IAS 16 - Property, Plant & Equipment (RECOGNITION)

If it is really an asset worth considering on the balance sheet, then it is will secure the entity with future economic benefits. That is to say, that it´s use and operability will most likely result in future cashflows to the entity. Apart from this, it must be possible to measure the worth of the asset in some reliable way.

 

Spare parts and equipment used in servicing customers is generally thought of as inventory since a portion is expensed regularly when the income statement is prepared and it is known what portion has been used up during a given period. This is normally not the case with major spare parts and equipment that are used in connection with an actual item of property, plant or equipment. In such an instance, these items are classified and accounted for as Property, Plant & Euipment; however, there is no defining measurement that distinguishes major and minor as classification criteria.
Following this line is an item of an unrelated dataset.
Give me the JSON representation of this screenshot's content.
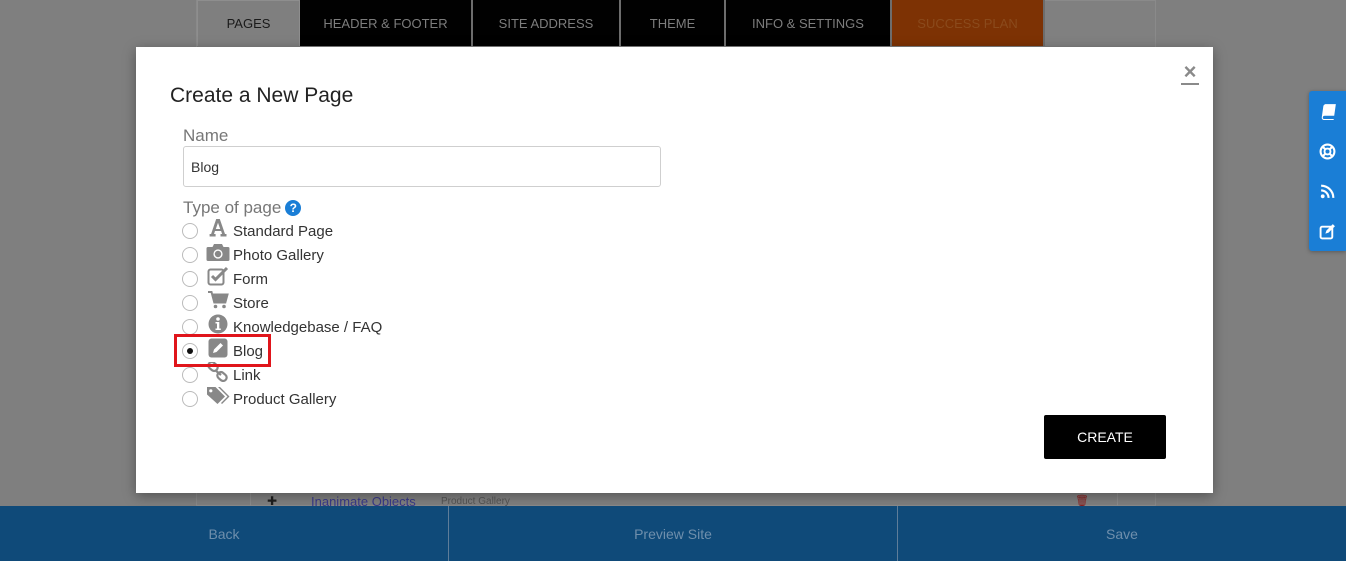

Items which are smaller, may still be aggregated, such as moulds, tools and dies which together may be recognized as being acquired to construct an item of property, plant or equipment and subsequently to improve, replace or service that peice of property, plant or equipment. The important fact is that these items were purchased with the given intent to add to, improve, service or otherwise construct an item of property, plant or equipment. Day to day servicing are not considered.

 

This brings to mind two types of costs when deciding whether to recognize an item of Property, Plant or Equipment.

a) Initial Costs, and

b) Subsequent Costs

 

Initial Costs

 

Today´s safety and environmental regulations may require an entity to update a product to bring it into acceptable standards of operability. These costs may not result in direct cash flows to the entity or attribute to increased future economic benefits. Nonethess, they do allow the entity to put the assets to use, which would not be possible without them. Because of these items, certain assets may in themselves attribute to future increased economic cashflows; therefore, are capitalized and included in the initial cost of the property, plant or equipment.

 

Subsequent Costs

 

As mentioned already, day-to-day servicing costs are not considered. These costs are expensed directly to the income statement in the period they are incurred. Day to day servicing includes parts, consumables and labour. These costs are referred to as "repairs and maintenance".

 

Extra-ordinary repairs and maintenance are considered. This includes parts that prolong the life of the asset beyond regular servicing. That would mean that these costs benefit the asset to such an extent that servicing in the future would take place at less frequent intervals or replacement of a part took place that allowed the asset to go on operating. When parts are capitalized, then the parts which were replaced become derecognized. Often, judgement is required from a technical expert to know the worth of an asset. An inspection should be done regularly in order to indicate that component of the property, plant or asset that is still associated with the item when it was acquired or constructed.